Hybrid ripe for change

December 1, 1995

Anthea Millett explains the Teacher Training Agency's proposals for reform. The recent launch of a consultation paper on the future funding of initial teacher training met with a disappointing reaction from some quarters in higher education - disappointing not only because of the absence of cool reflection, in itself an anti-academic trait, but also because it suggests that fixed positions will be taken when training providers make a considered contribution to building an appropriate and lasting funding system.

It also ignores the help that many providers of initial teacher training gave to the Teacher Training Agency in preparing for the consultation, and to the Coopers and Lybrand team, whose incisive analysis of the current funding and student allocation system has been issued as part of the consultation. As the Coopers analysis makes clear, we cannot go on as we are. The system is a hybrid, with few elements designed to reflect the unique features of initial teacher training. It is time to plan for change, but to do so sensitively, recognising that any change should begin only in 1997/98 and that transitional arrangements are likely to be needed in the early years of introduction. I hope that the cool reactions on the day of publication of our paper will not prevent the evolution of a more considered response over the next two months. Four charges have been levelled at the consultation document. None of them stand up to careful scrutiny.

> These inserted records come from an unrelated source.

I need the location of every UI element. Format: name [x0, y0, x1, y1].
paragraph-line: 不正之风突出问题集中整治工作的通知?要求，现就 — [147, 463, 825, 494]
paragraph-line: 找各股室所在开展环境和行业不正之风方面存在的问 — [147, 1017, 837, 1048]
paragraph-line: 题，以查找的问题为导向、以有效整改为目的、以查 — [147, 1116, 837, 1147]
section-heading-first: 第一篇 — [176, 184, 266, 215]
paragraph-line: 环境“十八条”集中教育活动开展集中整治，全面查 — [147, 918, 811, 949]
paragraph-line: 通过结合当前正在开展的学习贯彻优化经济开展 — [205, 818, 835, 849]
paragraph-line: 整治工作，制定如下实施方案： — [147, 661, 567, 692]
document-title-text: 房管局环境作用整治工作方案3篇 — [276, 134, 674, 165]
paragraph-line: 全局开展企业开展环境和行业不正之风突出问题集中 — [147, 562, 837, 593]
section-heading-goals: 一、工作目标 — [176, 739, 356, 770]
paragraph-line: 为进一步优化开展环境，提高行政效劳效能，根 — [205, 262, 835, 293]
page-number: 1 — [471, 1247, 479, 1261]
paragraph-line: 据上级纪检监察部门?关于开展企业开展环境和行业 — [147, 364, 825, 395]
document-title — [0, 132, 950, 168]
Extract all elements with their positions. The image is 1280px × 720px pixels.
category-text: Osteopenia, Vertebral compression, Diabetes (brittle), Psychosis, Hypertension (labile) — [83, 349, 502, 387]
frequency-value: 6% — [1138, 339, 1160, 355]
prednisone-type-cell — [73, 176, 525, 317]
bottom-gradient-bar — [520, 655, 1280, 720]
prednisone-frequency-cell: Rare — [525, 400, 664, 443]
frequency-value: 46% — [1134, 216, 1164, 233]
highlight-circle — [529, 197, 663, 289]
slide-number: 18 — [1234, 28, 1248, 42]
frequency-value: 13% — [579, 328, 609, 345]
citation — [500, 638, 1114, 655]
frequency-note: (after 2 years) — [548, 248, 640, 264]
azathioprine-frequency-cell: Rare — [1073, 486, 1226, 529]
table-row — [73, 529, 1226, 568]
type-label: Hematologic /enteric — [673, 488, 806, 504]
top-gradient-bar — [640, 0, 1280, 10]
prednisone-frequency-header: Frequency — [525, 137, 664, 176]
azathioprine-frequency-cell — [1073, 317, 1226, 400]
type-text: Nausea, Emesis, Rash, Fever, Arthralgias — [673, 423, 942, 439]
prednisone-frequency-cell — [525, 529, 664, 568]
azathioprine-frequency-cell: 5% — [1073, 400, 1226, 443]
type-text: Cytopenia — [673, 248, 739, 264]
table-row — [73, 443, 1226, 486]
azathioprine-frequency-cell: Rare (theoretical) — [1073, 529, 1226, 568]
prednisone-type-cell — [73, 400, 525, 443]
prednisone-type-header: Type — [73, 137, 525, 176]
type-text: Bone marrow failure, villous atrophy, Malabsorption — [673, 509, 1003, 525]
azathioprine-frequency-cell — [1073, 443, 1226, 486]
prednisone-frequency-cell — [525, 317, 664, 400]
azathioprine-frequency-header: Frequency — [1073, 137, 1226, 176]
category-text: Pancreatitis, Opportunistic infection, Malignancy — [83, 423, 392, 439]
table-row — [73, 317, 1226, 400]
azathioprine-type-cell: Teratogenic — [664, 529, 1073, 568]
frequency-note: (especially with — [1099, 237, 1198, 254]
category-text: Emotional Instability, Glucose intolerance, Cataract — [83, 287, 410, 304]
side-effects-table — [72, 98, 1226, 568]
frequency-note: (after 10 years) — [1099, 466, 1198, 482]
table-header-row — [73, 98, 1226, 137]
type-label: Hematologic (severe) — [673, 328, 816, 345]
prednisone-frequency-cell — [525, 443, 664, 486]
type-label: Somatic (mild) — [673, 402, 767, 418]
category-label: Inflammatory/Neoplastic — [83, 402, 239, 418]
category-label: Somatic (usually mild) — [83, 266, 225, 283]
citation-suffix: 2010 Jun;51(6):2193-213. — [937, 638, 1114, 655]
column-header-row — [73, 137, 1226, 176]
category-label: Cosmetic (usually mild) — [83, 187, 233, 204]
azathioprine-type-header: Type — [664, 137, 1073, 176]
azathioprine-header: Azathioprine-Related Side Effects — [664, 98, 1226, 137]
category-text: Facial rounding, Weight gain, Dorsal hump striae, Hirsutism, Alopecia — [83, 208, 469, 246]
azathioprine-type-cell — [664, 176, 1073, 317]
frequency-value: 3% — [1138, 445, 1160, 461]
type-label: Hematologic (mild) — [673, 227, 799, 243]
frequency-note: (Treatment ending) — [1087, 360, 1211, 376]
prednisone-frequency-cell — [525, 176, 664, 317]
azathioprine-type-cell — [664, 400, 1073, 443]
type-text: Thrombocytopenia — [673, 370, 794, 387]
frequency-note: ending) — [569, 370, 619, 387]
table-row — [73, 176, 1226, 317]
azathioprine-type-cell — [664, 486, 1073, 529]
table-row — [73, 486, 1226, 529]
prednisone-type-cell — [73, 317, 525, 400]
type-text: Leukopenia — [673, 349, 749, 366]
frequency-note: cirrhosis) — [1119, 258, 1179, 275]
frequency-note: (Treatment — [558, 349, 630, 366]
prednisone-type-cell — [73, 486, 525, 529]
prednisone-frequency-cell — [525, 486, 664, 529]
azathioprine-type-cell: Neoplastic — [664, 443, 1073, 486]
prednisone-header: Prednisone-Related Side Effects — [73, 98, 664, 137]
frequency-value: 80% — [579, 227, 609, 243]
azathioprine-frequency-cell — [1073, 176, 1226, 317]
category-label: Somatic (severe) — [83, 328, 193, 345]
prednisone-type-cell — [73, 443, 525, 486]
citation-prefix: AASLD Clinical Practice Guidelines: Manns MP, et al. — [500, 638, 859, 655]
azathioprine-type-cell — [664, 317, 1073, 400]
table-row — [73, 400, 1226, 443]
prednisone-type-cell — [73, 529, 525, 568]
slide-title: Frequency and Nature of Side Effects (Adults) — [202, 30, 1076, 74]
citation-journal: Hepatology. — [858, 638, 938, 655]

First, it has been suggested that the proposed pricing methodology, and the notion that there should be a link of funding to quality, are arcane. This shows a nicely droll sense of humour, as we have come to expect of Ian Kane, who I wish well in his new role as chairman of the University Council for the Education of Teachers. Any objective observer, however, will note that the current system pays between Pounds 810 and Pounds 3,721 to different providers for the same provision.

The explanation for these differences is lost in the mists of time. That is truly arcane. It is not enough to respond that courses do not really cost different amounts in practice, because "universities have massaged the figures". Continuing with such a system would be reckless and put us in breach of our statutory duty to link funding and quality. I hope that UCET will come to the table and work with us to ensure that the principle of linking funding and quality is implemented in the best possible way. Let us resolve together the serious questions that need to be addressed about the different prices that should be paid for different subjects and types of provision. Serious debate is essential when Pounds 160 million of taxpayers' money is at stake.

The second charge is that our consultation is destabilising, and will mean that some courses and providers will go to the wall, or close simply because "the game's not worth the candle". Leaving to one side the idea that initial teacher training is a game, it is actually impossible to mount a convincing argument that different prices need put any provider out of business. Some providers are already receiving well below the average unit of funding - and are delivering high quality training on those amounts. Indeed, there is simply no correlation between the units of funding received by providers and their quality as assessed by Office of Standards in Education. There is no reason why a financially prudent institution should be unable to manage on their future grant levels. It is a key principle in our consultation document that the allocation system should afford the possibility of longer contracts to support providers' medium-term planning. This, plus the possibility of phasing in any changes, would aid, not undermine stability, especially for high-quality providers.

The third contention is that the consultation "misses the real point", which is allegedly that providers need more money overall because "school-based training is more expensive". I beg to differ - the real point is the need to use resources effectively and efficiently. The new partnership arrangements between higher education institutions and schools have certainly taken a great deal of organising and in many cases this has been done very well. Schools have also had to adapt to new responsibilities, and school-based tutors have needed to be trained.

But all of this was aided by four years of transitional funding. I am sure that new funds could be used to good effect in the partnership context, as in many other contexts, but the economic realities for higher education suggest that the use of current resources holds the key to the future rather than increased resources.

The fourth criticism is that we are introducing the competitive ethic into initial teacher training when what is needed is collaboration. Other parts of higher education may well be surprised at this distinction. Competition for students, supported by efforts to increase quality of provision, are essential ingredients of future arrangements. That is not inconsistent with efforts at collaboration.

I can assure Ian Kane, and others within UCET, that we shall be looking at ways in which we can reward collaboration by providers in areas where that is helpful, as for example in attracting and supporting students of science and mathematics and other priority recruitment subjects. As the consultation makes clear, we are also interested in establishing a Quality Development Fund, to help high-quality providers disseminate to others what is best in their arrangements. Only the poorest providers need fear the winds of change. The arrangements on which we are consulting have been composed carefully, and we have been grateful to be able to take into account the experience and expertise of many current providers.

The task now is for all those interested in initial teacher training to contribute constructively to the development of a practical and effective system of funding and student allocations, which supports high quality provision. We owe that to the principal beneficiaries of initial teacher training - the pupils in our schools.

Anthea Millett is chief executive of the Teacher Training Agency.